Timothy Rourke wet his lips and dropped his eyes before the redhead’s hard gaze. He nodded unwillingly and stepped aside to let Shayne go out, and muttered, “Good hunting.”

Shayne went past him and hurried down the stairs. A little knot of interested onlookers had gathered across the street while the patrol car was there, but they were dispersed now and the last of the laggards were turning into the cocktail lounge for a nightcap and to discuss the queer affair of two drunkards getting out of a parked car to knock each other out cold in the street.

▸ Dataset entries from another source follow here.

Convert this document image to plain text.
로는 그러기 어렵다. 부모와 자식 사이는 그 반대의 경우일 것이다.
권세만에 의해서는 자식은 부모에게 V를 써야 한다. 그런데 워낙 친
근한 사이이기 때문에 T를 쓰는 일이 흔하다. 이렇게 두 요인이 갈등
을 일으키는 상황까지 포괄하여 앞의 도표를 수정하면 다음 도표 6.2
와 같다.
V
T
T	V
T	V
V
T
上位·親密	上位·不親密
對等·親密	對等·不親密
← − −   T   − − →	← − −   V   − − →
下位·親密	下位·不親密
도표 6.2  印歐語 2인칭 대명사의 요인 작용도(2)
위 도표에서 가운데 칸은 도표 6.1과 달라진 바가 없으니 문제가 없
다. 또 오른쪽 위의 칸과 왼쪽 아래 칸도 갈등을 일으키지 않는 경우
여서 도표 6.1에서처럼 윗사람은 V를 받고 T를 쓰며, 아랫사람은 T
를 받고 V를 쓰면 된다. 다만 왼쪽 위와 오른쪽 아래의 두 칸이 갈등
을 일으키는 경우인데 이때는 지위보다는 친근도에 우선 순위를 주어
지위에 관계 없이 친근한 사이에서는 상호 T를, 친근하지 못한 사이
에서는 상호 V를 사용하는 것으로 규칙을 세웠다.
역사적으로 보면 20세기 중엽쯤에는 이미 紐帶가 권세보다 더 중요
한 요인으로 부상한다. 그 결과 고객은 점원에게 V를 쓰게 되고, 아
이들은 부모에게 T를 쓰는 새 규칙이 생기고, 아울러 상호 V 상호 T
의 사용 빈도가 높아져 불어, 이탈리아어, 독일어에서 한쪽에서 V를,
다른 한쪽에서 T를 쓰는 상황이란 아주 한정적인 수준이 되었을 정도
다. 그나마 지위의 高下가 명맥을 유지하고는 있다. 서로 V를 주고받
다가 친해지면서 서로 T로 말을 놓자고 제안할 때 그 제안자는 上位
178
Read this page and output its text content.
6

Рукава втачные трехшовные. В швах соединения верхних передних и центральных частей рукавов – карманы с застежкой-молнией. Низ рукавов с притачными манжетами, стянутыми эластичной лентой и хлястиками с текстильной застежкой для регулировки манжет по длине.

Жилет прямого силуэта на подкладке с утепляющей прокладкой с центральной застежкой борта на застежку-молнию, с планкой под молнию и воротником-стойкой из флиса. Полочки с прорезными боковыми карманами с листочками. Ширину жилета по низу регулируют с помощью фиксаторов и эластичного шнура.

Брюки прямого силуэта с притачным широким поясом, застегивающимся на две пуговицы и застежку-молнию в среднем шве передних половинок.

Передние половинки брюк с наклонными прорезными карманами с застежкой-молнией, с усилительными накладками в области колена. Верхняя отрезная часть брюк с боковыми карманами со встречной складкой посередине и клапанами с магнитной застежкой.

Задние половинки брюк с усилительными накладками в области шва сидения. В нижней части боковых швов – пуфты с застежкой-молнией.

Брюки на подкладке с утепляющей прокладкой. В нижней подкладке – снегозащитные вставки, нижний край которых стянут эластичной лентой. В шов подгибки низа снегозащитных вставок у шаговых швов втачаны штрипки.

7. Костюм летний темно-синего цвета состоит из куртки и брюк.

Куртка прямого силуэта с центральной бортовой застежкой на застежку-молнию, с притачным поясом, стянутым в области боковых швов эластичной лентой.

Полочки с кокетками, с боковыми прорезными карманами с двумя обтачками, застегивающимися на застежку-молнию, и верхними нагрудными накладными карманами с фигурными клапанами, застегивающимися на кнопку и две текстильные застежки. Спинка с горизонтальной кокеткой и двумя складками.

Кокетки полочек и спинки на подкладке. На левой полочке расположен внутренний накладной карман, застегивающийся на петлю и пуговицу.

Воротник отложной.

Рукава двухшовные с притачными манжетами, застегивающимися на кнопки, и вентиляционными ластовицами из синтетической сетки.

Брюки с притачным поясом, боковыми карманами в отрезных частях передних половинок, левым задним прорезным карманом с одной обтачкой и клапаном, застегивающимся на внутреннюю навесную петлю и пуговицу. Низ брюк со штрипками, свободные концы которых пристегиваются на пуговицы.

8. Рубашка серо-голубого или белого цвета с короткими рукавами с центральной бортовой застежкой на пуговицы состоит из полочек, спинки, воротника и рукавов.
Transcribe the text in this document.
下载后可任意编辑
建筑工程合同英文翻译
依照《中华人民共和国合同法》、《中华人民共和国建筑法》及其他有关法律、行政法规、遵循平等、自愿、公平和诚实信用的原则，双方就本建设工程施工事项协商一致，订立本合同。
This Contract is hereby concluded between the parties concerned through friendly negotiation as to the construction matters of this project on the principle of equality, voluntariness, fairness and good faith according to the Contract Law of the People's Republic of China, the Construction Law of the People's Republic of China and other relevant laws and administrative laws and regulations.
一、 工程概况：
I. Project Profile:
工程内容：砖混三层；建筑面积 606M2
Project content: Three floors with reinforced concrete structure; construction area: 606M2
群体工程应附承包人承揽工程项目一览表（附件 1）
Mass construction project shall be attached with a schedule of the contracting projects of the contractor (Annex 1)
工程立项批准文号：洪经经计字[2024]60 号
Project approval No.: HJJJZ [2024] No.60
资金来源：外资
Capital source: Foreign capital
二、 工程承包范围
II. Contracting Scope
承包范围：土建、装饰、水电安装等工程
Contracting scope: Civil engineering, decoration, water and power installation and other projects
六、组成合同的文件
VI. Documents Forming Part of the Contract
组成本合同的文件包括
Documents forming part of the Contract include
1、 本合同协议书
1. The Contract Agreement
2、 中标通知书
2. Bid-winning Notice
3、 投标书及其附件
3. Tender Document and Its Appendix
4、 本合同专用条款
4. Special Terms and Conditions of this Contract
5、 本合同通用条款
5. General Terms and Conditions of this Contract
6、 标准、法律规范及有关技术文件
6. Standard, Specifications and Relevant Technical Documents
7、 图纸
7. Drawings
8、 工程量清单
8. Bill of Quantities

No one noticed Shayne slip out of the house and hurry back to the Boulevard and Rourke’s car with the key in the ignition where the reporter always left it. He got in and started the motor and drove south toward the Causeway to Miami Beach.

THIRTEEN

The Jai Alai Club on South Miami Beach was, like Las Putas Buenas on the Miami riverfront, almost exclusively patronized by a Spanish-speaking clientele, but there the resemblance ended.

The Jai Alai Club was quiet, well-run, and orderly. There was a small bar, it is true, but it dispensed mostly cerveza. There were two well-patronized billiard tables in front, and ranged along the wall toward the back were a series of small tables where chess, checkers and card games were quietly enjoyed by players who could toy with a single glass of beer for an hour without being noticeable.

It was eleven-thirty when Michael Shayne walked into the Club. Both billiard tables were in use, and most of the tables toward the rear had occupants.

Shayne walked back past the bar slowly, noticing that most of the patrons were middle-aged and well- dressed, and that none of them did more than glance at him incuriously as he passed by.

A middle-aged and very fat Cuban sat with an alert young companion at the last table in the rear. They weren’t playing any game, nor did they have drinks in front of them. Shayne paused beside their table and said, “I am looking for Senor Alvarez.”

The fat man looked up at him genially, though his eyes were cobra-bright. “Your name, Senor?”

“Michael Shayne.” The rangy detective automatically removed his hat, showing the shock of red hair that was his trademark in the city.

The young man leaned forward and said something quickly and earnestly to the older man in Spanish. He nodded and said, “You are expected, Senor. The first door on the left.”

Shayne went to the first door on the left and opened it. A slender, dapper, brown-faced man sat alone at a table in the center of the small room. He had sensitive, intelligent features, and very even, white teeth which he showed in a pleasant smile when he recognized his visitor. “Mr. Shayne.” His voice was clipped and betrayed no trace of an accent. For many years before the advent of Castro he had been employed as Cuban correspondent and feature writer for one of the American wire services, but his laudatory accounts of the revolutionary policies had earned him disfavor and he had been recalled soon after Castro took over.

His resignation had followed, and he had established himself in Miami as the center of a conservative, pro- Castro group, which utilized every means in its power to combat the growing anti-Castro sentiment in the United States that was constantly being fomented by the right-wing press.

Shayne had met him twice in the company of Timothy Rourke, who had known him intimately for more than a decade, and he had formed a high opinion of his intelligence and his personal integrity. Now, Alvarez stood up to lean across the table and shake hands warmly, “How is our good friend, Timothy Rourke?”

“Tim’s fine.” Shayne sat down and began without preamble, “I need some straight information fast. Do you trust me enough to answer some pertinent questions without asking why?”

“I think I trust any friend of Tim Rourke’s,” Alvarez told him gravely.

“I know that you’re closely in touch with the Castro supporters here. What do you know about the activities of Julio Peralta?”

“Peralta is a question-mark, Mr. Shayne. I do not trust him.”

“He is working for Castro. Using his own money to buy arms to ship over for the movement.”

“Is he, Mr. Shayne?”

“Isn’t he?” Shayne asked in astonishment.